Opinion: The Georgia Board of Regents could fail students again

With its lack of diversity and its appointment of Sam Olens in 2016, the Board of Regents has proven itself to be inherently problematic.

After facing pressure to leave Kennesaw State, President Sam Olens will step down on Feb. 15, 2018. Dr. Ken Harmon, provost and vice president of academic affairs, was named interim president during the transition.

The Georgia Board of Regents (BOR) said it will conduct a national search for Olens’ replacement in a statement to The Atlanta Journal-Constitution. A national search should be a given when selecting the president of a major university, yet it was a step somehow not taken in the original appointment of Olens.

In November 2016, Olens was appointed as president of KSU with no other candidates having been considered. Olens was moved from his position as state attorney general to serve KSU, receiving a huge pay raise by starting out with a $430,000 salary, according to the AJC.
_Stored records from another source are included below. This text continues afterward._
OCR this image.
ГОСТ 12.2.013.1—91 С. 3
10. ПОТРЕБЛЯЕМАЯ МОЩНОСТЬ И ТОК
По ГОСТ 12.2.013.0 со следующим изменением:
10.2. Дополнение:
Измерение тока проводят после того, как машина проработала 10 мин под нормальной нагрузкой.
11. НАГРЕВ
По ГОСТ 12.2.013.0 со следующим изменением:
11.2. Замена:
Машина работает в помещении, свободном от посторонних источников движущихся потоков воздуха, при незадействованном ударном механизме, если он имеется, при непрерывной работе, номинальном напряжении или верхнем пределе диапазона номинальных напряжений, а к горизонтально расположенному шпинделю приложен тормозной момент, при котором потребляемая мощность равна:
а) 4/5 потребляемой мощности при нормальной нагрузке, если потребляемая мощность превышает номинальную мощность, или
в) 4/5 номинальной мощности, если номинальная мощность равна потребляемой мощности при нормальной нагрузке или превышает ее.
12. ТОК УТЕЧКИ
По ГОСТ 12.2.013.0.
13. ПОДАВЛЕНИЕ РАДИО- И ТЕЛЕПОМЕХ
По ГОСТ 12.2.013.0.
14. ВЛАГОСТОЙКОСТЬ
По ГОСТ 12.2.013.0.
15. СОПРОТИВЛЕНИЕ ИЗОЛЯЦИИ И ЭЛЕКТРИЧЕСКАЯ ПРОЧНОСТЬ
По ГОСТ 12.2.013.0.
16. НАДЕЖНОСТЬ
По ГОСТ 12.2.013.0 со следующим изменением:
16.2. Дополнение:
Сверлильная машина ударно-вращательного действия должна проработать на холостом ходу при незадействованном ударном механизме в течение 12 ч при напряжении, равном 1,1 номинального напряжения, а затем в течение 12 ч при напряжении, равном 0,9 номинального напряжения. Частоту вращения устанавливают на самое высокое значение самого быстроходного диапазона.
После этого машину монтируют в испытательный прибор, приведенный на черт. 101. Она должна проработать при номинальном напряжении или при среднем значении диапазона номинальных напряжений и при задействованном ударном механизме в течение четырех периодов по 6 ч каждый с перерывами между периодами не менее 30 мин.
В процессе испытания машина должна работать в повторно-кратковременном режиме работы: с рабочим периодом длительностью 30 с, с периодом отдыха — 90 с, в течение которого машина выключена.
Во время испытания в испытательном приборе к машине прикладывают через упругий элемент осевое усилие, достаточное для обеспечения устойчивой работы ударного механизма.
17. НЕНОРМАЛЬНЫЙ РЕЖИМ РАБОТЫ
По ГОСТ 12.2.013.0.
The decision seemed to directly reward Olens by giving him a position which he was unqualified for, having no professional experience in the field of education, according to the AJC.

To appoint a harshly unqualified man, without considering other candidates, to a position that would make him over a million dollars in just three years is inexcusable.

Faculty and students issued restraining orders against Olens in protest.

Among them was Leonard Witt, a professor of communication, who expressed his concerns about Olens to The Sentinel in November 2016.

Less than a year-and-a-half later, Olens is out, and Witt believes that the BOR’s decision to conduct a national search is a step in the right direction, saying that the board members “learned more to what happens in a dictatorship than what transpires in a free and open democracy,” and that “this would never have happened in the first place if the BOR was not 85 percent male and 90 percent white as it is now.”

The current BOR leaves no space for marginalized students to be adequately represented in their own government or university. This good-ole-boys style elitism does not represent the diversity and values of students at KSU or any other university.

Hopefully, the Board of Regents will grow to become more diverse and listen primarily to the students and faculty when considering a university’s president. For now, students can hope for the best and be prepared to protest the worst.